Question

Two brands of microwave popcorn are compared for consistency in popping time.  The popping times, in seconds, for 30 randomly selected bags of each brand are provided in the attached file ‘Popcorn’.  Use the technology of your choice to answer the following questions.

a. We are interested in determining whether the standard deviations of the popping times differ for the two brands of popcorn. Conduct an appropriate analysis of the data values and determine if the assumptions of the F-Test procedure for testing the equality of variances are satisfied.

b. Conduct an F-test for the equality of the standard deviations of the two brands. Are the standard deviations different at the 0.01 significance level?

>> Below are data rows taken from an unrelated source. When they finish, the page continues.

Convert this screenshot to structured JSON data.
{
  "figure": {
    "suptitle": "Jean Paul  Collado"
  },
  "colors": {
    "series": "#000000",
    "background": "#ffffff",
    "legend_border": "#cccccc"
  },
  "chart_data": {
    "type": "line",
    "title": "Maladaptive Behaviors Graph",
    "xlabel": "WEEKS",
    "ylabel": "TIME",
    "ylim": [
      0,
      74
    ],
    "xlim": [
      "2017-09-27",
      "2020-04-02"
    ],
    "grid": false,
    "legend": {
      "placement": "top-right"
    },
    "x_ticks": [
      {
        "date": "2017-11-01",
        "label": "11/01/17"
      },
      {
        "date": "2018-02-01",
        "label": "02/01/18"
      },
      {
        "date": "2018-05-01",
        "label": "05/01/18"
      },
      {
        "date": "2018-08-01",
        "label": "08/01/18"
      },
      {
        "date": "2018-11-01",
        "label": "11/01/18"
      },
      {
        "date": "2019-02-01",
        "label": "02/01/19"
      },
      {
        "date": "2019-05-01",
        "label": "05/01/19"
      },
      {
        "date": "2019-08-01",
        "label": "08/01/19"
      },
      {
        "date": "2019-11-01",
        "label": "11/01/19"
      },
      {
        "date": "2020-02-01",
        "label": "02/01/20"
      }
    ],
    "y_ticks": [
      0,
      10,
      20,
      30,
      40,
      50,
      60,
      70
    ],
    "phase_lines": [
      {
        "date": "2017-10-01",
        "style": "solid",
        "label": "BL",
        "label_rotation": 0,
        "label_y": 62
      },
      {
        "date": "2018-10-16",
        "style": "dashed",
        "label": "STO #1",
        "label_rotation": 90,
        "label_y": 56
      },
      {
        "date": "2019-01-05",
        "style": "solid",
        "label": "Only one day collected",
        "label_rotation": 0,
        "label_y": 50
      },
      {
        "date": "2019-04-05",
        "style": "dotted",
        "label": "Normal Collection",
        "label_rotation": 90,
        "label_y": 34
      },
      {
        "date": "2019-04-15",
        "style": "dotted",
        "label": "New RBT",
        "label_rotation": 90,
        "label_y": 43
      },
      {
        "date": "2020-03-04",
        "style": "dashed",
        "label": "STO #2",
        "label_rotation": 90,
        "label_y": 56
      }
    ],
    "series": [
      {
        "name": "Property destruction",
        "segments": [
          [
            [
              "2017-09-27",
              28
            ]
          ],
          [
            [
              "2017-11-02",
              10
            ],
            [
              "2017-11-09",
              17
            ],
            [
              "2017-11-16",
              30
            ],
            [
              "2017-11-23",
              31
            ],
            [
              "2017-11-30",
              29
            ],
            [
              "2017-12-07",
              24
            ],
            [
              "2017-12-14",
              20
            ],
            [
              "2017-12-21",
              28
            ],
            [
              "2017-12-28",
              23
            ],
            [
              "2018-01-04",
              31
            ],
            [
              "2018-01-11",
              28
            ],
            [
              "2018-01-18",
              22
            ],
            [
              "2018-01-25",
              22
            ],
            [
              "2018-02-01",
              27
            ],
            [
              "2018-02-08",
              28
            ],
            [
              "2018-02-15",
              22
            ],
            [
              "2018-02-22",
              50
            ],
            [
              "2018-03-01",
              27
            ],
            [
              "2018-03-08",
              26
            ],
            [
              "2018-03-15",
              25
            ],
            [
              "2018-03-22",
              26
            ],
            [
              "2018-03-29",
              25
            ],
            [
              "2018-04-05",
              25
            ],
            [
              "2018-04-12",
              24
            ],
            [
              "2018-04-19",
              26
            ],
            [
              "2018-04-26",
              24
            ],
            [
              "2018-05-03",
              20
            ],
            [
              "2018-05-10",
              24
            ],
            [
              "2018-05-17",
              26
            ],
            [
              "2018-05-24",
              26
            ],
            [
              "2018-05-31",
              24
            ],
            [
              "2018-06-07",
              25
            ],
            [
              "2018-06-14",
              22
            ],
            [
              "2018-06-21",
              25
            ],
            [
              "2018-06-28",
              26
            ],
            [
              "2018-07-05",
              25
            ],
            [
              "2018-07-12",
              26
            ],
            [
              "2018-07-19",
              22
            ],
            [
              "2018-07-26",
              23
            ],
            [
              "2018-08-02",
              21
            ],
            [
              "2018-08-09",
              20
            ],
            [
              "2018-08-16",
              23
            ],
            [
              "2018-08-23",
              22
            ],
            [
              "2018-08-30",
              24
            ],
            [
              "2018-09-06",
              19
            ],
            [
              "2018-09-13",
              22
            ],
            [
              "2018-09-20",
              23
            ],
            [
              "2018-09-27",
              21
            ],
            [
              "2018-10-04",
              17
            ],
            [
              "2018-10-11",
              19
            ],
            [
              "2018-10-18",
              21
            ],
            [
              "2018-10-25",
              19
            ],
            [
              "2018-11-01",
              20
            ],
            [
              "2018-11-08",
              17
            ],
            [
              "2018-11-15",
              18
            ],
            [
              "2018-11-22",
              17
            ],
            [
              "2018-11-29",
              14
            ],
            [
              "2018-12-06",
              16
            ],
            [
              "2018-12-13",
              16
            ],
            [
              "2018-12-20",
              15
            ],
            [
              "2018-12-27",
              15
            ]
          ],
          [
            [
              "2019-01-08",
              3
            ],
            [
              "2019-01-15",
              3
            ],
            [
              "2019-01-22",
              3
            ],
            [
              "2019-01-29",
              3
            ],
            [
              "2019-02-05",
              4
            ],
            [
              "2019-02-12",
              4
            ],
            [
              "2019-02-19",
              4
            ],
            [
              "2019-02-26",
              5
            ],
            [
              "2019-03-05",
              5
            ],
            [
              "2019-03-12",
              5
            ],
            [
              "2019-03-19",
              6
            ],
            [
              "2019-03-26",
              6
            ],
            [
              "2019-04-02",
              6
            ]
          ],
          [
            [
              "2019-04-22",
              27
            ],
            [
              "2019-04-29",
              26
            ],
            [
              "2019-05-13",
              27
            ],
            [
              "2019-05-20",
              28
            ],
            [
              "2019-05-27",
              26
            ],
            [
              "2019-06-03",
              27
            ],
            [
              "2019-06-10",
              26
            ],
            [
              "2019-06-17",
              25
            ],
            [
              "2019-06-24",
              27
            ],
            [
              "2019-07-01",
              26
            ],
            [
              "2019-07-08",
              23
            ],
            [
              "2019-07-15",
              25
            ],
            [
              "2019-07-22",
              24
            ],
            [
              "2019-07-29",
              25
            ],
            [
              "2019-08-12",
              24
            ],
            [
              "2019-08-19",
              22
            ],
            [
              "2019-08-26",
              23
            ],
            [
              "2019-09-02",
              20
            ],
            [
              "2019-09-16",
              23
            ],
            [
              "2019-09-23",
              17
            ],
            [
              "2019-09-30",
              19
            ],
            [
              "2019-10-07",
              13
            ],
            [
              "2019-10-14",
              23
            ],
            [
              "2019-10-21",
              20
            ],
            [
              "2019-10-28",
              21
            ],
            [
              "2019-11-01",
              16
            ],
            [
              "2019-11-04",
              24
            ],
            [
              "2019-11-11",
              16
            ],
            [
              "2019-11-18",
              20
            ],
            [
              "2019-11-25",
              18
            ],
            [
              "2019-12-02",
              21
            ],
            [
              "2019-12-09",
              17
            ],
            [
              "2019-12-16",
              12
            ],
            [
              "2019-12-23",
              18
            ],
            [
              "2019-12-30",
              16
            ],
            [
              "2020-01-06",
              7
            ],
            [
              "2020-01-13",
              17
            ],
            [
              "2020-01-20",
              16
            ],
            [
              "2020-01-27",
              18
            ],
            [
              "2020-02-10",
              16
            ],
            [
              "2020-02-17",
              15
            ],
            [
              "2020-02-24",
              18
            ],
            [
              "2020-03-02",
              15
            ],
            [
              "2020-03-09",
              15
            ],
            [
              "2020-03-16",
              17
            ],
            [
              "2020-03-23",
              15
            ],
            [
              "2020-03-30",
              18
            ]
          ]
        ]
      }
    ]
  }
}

Construct a 99% confidence interval for the ratio of the standard deviations. Which of the following statements is true?

		The confidence interval includes the value zero (0) which indicates there is no difference in the standard deviations.
		The confidence interval includes the value zero (0) which indicates there is a difference in the standard deviations.
		The confidence interval includes the value one (1) which indicates there is no difference in the standard deviations.
		The confidence interval includes the value one (1) which indicates there is a difference in the standard deviations.

BRAND_A	BRAND_B
147	146
150	152
151	153
139	150
165	146
153	152
154	154
158	141
146	157
153	149
145	152
142	150
158	158
145	143
143	150
157	148
155	149
138	150
147	141
147	145
153	149
164	147
140	158
155	143
151	158
144	154
146	145
151	149
160	152
147	158

Answer 1

a) Assumptions:

Population is approximately normal.

Samples are independent and random.

b) Brand A, Sample 1:  
Sample standard deviation, s₁ = STDEV.S() = 7.0110
n₁ =    30
Brand B, Sample 2:  
s₂ =    4.9861
n₂ =    30
α =    0.01
  
Null and alternative hypothesis:  
Hₒ : σ₁ = σ₂  
H₁ : σ₁ ≠ σ₂  
  
Test statistic:  
F = s₁² / s₂² = 1.9772
  
Degree of freedom:  
df₁ = n₁-1 =    29
df₂ = n₂-1 =    29
  
Critical value(s):  
Lower tailed critical value, F_α/2 = F.INV(0.005, 29,29) =  0.3740
Upper tailed critical value, F_1-α/2 = F.INV(0.995, 29,29) =   2.6740
  
P-value :  
P-value = 2*F.DIST.RT(1.9772, 29, 29) =   0.0714

Decision: Do not reject the null hypothesis.

99% confidence interval for standard deviation:

Lower Bound = SQRT((s₁² / s₂²)/F_₁-α/₂) = 0.8599
Upper Bound = SQRT((s₁² / s₂²)/F_α/₂) = 2.2993

The confidence interval includes the value one (1) which indicates there is no difference in the standard deviations.